Hello all! I've posted on this forum before about how concerned I am about my looks. Well, two weeks ago my worst fears were confirmed, and now I'm having a hard time moving past it.
I'd been seeing this guy for about five months. A month ago he went out of the country on business. When he got back, I barely heard from him. Over about a week we had 4 interactions. 1) Him calling me drunk to cry about his ex-gf getting engaged. 2) A dinner date where I was planning to break it off with him, only to have him show up happy... like, ECSTATIC... telling me he finally felt over his ex, he was so excited to see me, etc. 3) A phone call where I was pissy and annoyed for not hearing from him for nearly a week, and him saying he'd try harder 4) Him leaving a voice mail that said:
"It's not working for me. I like you, but you're not physically attractive. Anyway, have a good day."

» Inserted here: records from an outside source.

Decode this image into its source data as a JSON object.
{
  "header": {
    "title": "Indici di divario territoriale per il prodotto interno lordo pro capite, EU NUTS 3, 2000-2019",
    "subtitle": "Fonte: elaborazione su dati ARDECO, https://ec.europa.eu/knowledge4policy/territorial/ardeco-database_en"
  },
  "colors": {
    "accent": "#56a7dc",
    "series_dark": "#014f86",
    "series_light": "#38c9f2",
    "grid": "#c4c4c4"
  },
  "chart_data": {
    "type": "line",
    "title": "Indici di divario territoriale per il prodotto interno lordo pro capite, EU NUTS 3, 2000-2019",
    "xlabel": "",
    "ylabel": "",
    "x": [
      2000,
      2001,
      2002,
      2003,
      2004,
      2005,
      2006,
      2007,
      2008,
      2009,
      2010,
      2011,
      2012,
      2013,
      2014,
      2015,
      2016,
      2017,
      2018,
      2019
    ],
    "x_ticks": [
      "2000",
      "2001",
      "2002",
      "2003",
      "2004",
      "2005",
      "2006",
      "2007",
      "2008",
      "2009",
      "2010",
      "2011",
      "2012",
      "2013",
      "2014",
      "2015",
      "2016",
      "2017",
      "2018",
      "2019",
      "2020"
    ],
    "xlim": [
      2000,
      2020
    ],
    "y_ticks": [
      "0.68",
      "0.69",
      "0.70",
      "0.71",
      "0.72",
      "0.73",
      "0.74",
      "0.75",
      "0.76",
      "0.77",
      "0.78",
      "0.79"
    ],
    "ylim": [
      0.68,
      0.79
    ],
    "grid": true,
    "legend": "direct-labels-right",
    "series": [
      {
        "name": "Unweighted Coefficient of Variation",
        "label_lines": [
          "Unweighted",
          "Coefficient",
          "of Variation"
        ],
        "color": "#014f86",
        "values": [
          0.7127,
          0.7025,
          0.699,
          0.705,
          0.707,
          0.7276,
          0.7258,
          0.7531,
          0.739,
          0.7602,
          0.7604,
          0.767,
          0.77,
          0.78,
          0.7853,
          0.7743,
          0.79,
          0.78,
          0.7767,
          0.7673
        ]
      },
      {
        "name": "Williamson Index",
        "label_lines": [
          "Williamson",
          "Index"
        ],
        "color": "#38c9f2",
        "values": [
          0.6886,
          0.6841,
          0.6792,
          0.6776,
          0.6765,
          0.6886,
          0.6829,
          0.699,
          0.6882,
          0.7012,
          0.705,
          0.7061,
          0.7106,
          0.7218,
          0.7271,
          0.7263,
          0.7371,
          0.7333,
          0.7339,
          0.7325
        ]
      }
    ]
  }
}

The breaking up wasn't too big of a deal, but the "you're ugly" part really cut me deep. I worry constantly about how I look. For him to call me physically unattractive on his way out the door, after seeming VERY into me physically, is kind of... devastating.
Now, I'm too terrified to even think of smiling at guys. I can't bring myself to even look a guy in the face, because of how ashamed I feel. I wanna get back on the dating horse, but I have no idea how to get past having my worst fears confirmed. Thoughts? Suggestions?